Il capo chef Adam Wedholm si è formato nelle cucine di Frantzén a Hong Kong e Shanghai prima di tornare in patria. Ora cucina una cucina fusion nordico-asiatica con l'amico d'infanzia Oliver Ljungqvist. Menu degustazione o à la carte.
Riaperto di recente con la passione per i sapori nordici e la gastronomia sostenibile e locale, ora con menu più brevi. La cucina, nota per la sua attenzione alla selvaggina, ha ampliato la sua offerta con pesce e frutti di mare.
Al 19° piano del Wood Hotel, l'esperienza culinaria pan-asiatica è esaltata dalla vista panoramica. Piccoli piatti sono offerti alla carta o come omakase di sette portate, con ristoranti gemelli a Stoccolma e Uppsala.
Lo chef Johan Rudsby ha aperto questo bistrot cittadino nel 2022, tre anni dopo il suo ristorante in fattoria. Scegliete piccoli piatti dal compatto menu à la carte o lasciate che la cucina metta insieme i vostri preferiti. È disponibile un accompagnamento analcolico.
Ospitata nell'appartamento del custode ("due stanze e una cucina") di un'ex banca, questa raffinata sala da pranzo sembra ancora una casa privata. La coppia di padroni di casa Ingemar ed Eva Eberstål guida gli ospiti attraverso menu a più portate.
Il Bar Agrikultur è un bistrot locale rilassato ma attento, che si concentra su prodotti di stagione, piatti a base di verdure e vini e gin accuratamente selezionati per un'esperienza culinaria onesta.
Funghi, mirtilli e pesce persico dei dintorni vengono consegnati direttamente in cucina, dove Magnus e Linn Ollas preparano la loro caratteristica cucina "fäbod crossover", che combina le tradizioni rustiche della fattoria con tecniche creative.
Lo chef islandese Jón Óskar Arnason e la sommelier Sarah di Piteå gestiscono questo ristorante, dove i menu degustazione presentano un vivace mix di ingredienti artici e sottolineano l'ascesa della Lapponia svedese come seria destinazione culinaria.

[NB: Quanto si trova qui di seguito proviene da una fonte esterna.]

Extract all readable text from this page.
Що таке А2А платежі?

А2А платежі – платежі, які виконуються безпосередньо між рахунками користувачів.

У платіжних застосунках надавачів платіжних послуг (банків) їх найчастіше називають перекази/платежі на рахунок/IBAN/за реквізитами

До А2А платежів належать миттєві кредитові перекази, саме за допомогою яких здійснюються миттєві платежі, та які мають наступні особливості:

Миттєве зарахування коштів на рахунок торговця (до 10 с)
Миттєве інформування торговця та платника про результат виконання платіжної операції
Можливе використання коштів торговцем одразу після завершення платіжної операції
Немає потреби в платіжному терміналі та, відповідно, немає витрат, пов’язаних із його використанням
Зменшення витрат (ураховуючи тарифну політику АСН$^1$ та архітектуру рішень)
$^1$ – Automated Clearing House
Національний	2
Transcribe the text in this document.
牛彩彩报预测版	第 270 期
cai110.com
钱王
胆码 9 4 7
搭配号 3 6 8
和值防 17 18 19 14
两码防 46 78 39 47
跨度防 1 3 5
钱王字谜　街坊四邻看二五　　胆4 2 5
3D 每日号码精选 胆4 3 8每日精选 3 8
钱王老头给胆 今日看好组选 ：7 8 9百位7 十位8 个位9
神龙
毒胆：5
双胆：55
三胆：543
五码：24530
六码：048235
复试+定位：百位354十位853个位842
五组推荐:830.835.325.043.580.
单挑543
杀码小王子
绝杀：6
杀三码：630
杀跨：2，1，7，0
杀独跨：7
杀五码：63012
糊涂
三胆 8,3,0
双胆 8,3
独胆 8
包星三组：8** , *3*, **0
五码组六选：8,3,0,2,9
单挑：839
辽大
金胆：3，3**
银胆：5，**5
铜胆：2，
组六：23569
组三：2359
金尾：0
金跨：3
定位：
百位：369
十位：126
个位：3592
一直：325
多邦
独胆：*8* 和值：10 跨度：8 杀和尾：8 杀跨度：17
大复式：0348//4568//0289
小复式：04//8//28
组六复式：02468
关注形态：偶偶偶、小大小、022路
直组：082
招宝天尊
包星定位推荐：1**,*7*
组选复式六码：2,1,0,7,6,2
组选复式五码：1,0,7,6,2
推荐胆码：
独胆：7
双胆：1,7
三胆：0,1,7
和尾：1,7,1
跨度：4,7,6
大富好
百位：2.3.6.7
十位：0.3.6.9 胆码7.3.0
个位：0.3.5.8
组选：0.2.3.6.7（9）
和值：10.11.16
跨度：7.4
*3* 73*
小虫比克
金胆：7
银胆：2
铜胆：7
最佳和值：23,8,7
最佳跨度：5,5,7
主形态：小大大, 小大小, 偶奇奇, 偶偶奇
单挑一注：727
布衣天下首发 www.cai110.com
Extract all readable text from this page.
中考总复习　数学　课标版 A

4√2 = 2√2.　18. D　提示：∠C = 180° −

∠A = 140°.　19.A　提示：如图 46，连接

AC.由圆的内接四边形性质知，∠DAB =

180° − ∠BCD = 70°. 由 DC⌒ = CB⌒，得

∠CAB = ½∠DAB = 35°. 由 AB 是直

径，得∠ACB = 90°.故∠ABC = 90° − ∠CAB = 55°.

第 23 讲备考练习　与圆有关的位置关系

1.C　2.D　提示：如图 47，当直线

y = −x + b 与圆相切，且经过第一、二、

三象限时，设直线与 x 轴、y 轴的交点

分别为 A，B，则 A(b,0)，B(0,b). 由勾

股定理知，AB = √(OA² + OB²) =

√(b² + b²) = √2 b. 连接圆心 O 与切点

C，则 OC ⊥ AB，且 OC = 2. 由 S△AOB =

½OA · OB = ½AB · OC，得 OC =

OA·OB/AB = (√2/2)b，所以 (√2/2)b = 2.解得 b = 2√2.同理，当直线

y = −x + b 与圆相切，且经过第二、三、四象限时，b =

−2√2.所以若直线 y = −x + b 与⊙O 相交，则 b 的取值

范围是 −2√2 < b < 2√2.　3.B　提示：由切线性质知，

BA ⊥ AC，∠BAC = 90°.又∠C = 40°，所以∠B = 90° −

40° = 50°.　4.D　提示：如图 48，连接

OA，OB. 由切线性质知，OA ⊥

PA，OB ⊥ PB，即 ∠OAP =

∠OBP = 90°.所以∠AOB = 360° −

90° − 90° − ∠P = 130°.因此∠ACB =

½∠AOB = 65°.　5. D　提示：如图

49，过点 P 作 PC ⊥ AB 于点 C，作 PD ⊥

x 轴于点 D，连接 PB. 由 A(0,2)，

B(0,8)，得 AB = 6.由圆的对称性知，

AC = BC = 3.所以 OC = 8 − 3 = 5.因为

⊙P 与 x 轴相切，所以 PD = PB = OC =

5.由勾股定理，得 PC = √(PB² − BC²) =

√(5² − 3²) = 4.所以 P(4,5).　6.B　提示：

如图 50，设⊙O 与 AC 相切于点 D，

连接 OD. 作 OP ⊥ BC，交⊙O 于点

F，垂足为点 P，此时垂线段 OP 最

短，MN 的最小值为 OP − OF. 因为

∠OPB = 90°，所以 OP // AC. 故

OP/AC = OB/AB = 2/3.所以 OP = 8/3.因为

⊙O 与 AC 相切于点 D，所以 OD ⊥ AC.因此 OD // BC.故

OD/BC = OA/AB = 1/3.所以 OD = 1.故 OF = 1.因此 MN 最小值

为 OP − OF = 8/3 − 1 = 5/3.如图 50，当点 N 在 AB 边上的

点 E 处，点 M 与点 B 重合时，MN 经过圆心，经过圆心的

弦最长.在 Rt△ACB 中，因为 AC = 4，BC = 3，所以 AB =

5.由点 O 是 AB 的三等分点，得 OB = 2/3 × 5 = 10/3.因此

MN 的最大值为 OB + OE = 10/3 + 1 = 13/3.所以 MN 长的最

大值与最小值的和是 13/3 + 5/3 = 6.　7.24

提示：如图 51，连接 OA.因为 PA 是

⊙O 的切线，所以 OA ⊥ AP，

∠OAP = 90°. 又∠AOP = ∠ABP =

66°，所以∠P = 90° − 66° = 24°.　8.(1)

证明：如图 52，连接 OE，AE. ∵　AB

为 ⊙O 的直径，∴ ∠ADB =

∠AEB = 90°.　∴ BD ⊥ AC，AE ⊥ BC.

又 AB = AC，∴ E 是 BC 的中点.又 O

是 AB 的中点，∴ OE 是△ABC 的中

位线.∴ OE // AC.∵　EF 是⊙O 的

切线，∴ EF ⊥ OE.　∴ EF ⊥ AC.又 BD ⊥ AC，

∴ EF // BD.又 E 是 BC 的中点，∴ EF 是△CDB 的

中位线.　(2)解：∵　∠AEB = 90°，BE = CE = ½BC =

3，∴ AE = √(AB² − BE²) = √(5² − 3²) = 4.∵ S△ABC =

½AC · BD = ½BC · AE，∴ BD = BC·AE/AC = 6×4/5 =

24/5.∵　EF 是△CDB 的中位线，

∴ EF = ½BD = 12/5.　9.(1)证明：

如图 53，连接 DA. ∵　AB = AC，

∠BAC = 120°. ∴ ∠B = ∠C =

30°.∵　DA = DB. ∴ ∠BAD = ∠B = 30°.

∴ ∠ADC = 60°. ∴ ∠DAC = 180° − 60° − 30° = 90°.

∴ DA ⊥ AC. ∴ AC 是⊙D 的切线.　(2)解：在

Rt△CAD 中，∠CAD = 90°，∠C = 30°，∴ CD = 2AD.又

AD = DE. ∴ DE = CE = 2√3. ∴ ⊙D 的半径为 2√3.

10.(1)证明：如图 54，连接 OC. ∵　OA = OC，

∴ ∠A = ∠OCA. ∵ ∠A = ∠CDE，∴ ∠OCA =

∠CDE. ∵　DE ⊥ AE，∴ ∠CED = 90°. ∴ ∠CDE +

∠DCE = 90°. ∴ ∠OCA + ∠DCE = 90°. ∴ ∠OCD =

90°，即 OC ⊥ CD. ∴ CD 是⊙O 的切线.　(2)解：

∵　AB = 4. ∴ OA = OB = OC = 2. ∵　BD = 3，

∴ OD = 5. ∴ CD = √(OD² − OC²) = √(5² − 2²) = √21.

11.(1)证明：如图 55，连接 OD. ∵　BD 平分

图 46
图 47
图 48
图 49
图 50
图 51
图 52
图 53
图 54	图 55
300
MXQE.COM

Il forno in pietra è il fulcro di questa esclusiva locanda di montagna con soli 24 posti a sedere. La capocuoca Lena Flaten elabora "relationsmat": piatti basati sulla collaborazione con gli agricoltori, i cacciatori e i pescatori della regione.
La locanda, che esiste dal 1564, è la più antica locanda documentata in Svezia. Miriam e Stefan Johansson lavorano con più di 100 fornitori locali per i loro sofisticati menu degustazione e hanno fondato il birrificio Kinnekulle nel 2002.
Nel 2017, tre laureati di Oaxen Krog, Fäviken e Gastrologik hanno piantato questo "seme" culinario (frö) in una capanna di legno sulle pendici di Hundfjället. La maggior parte degli ingredienti del menu degustazione proviene dalla Dalarna.
Questo intimo omakase bar dispone di otto posti a sedere con vista sullo chef. Gli ospiti possono aspettarsi circa 20 porzioni stagionali sotto forma di sushi e piccoli piatti, serviti pezzo per pezzo. Possibilità di abbinare il sake.
A Öland, Christofer Johansson cucina piatti stagionali ispirati alla natura dell'isola. Il ristorante è stato chiuso di recente e riaprirà ad aprile con lo stesso obiettivo, ora anche à la carte. Il punteggio prima della riapertura.